TV industry body Broadcast Audience Research Council India (BARC) has tied up with Twitter to provide weekly TV ratings available on Twitter, reports Business Standard. Users can tweet #BARCTweet followed by the data that they want. BARC India claims that it replies to these tweets in two minutes. (It did when I tried it)
— BARCIndia (@BARCIndia) June 5, 2015
BARC has launched this feature tying up with Frrole, a ‘social intelligence platform’, which claims to analyse more than 500,000 data units monthly to create solutions for brands and media and entertainment verticals. Frrole was founded by Abhishek Vaid, Amarpreet Kalkat and Nishith Sharma.
This data is also available on BARC’s website, however, the convenience of just tweeting it and getting an instant reply is a neat move. There’s a good chance that people into the broadcast industry (programmers, producers etc) and media planners will benefit from such a move, without having to go to the website. However, it will also help lay people wanting to know this data for whatever reason.
An ET report quoted Partho Dasgupta, CEO of BARC India as saying that BARC received many requests for topline data and this was a way of provisioning that data even to companies and individuals outside India. The Business Standard report claims that BARC India consists of 60% broadcasters, 20% media agencies and 20% advertisers.
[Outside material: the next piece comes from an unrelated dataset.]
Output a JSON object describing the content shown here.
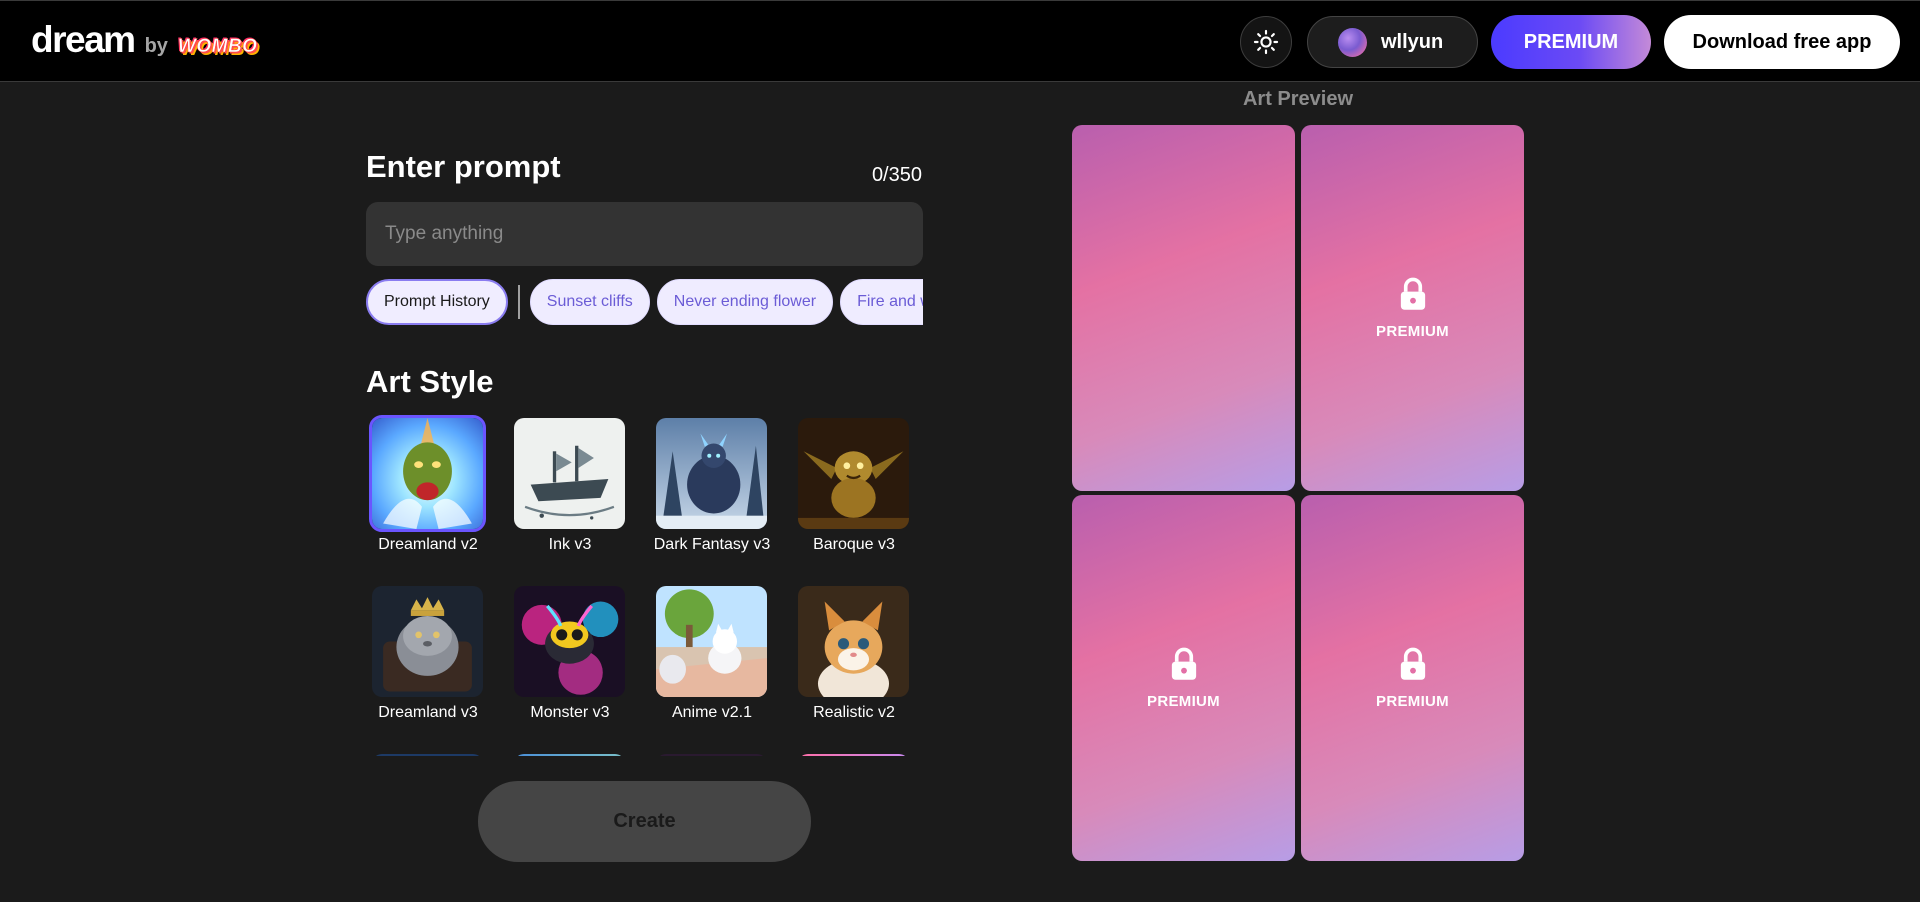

Twitter’s latest developments:
– Last month, Twitter CFO Anthony Noto said that it had over 302 million monthly active users globally, reflecting a growth of 18% year-on-year, during the company’s Q1 2015 earnings conference call. He also mentioned that Twitter had prioritized emerging markets as a growth vehicle and added a new set of users known as SMS fast followers. These were users who signed up and accessed Twitter solely via SMS. The number of SMS fast followers in the quarter was approximately six million.
– In April, Twitter updated its product and policy in order to address abuse and prohibited content. The company would be monitoring and evaluating the changes in real time to keep track of abuse and ensure greater participation from its users.
– In the same month, Twitter was utilising its previously acquired ZipDial in a partnership with Yes Bank, where Yes Bank account holders could give a missed call to the bank’s marketing number upon which they would receive tweet texts directly to their mobile phones.
– In February, Twitter updated its harassment-reporting process which included issues like “impersonation, self-harm and the sharing of private and confidential information”.
– In the same timeline, it introduced Highlights, a feature which would push rich notifications to its users to catch up on stuff relevant to its users. This was live only in the US at that time.